In this series, Cato Center for Trade Policy Studies scholars take issue with much of what Buchanan writes, and offer an alternative perspective to Buchanan’s protectionist analysis.
Buchanan on the North American Free Trade Agreement: “Two years after NAFTA, the predictions of its opponents had all come true. The U.S. trade surplus with Mexico had vanished; a trade deficit of $15 billion had opened up. Trucks heading north out of Mexico were hauling more and more manufactured goods, while those going south carried machinery and equipment for the new factories going up, pointing to endless and deepening U.S. trade deficits.

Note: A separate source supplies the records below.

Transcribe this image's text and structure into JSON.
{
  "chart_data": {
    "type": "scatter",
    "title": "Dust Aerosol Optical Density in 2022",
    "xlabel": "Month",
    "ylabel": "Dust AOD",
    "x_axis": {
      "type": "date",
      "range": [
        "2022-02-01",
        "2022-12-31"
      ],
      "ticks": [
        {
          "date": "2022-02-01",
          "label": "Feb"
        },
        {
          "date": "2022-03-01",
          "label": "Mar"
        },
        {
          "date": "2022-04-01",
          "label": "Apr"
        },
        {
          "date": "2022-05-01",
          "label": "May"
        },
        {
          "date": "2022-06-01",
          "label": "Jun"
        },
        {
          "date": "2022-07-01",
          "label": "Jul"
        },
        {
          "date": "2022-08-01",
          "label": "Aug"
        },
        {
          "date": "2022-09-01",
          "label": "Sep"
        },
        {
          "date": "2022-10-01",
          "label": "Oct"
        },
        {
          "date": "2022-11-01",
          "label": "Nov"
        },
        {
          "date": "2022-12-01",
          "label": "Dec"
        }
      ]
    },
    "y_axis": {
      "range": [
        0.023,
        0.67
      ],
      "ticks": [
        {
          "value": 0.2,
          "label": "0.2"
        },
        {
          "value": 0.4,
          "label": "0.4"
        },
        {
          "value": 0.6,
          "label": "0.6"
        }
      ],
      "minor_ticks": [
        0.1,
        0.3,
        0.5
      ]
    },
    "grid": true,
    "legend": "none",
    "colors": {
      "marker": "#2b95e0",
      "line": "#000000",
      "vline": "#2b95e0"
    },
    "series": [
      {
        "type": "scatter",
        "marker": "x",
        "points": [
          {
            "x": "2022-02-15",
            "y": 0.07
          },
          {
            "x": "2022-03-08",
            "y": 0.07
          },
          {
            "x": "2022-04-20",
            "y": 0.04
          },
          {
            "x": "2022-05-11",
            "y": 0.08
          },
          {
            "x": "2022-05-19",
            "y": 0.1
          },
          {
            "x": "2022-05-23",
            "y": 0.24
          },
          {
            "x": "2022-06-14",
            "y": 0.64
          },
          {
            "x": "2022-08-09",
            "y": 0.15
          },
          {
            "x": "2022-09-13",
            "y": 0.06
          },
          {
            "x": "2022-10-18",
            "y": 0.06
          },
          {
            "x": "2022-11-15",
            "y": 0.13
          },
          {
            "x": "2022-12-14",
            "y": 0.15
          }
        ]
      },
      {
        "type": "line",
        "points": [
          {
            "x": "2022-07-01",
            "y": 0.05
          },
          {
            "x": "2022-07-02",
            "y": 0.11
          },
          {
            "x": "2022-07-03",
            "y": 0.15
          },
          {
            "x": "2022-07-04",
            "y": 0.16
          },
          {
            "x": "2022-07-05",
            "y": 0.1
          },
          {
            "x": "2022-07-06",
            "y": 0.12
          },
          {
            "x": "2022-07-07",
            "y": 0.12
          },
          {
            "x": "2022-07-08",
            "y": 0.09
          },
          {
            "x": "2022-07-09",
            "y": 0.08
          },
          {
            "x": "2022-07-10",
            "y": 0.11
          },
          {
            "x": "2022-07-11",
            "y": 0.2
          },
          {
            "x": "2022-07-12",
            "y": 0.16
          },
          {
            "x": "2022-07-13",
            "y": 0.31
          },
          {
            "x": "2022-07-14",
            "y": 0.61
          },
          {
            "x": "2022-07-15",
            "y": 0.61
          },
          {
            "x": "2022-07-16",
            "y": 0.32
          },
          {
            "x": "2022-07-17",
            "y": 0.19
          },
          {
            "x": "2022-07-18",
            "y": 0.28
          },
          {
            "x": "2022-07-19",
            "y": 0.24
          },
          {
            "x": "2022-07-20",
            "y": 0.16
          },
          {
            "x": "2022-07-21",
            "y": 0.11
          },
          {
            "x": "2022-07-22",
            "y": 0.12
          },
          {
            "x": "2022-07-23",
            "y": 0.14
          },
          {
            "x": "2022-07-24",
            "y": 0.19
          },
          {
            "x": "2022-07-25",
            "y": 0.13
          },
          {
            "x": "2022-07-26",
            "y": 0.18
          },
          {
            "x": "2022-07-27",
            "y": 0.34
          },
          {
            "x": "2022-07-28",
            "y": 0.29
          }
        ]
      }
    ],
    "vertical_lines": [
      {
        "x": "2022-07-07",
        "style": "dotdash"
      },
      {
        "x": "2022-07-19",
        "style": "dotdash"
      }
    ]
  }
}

By 1997, 3,300 maquiladora factories were operating, employing 800,000 Mexican workers in jobs that not long ago would have gone to Americans.“1
Despite what opponents of trade liberalization such as Pat Buchanan contend, the North American Free Trade Agreement has been a success by any measure. Trade among the United States, Canada, and Mexico has flourished since the passage of NAFTA, benefiting American consumers and exporters. Since 1993, two-way trade with our NAFTA partners has increased by 44 percent, to $421 billion in 1996. That compares with a 33 percent increase in American trade with all other countries.2 Mexico has now become America’s second largest market for exports, just ahead of Japan and behind only Canada.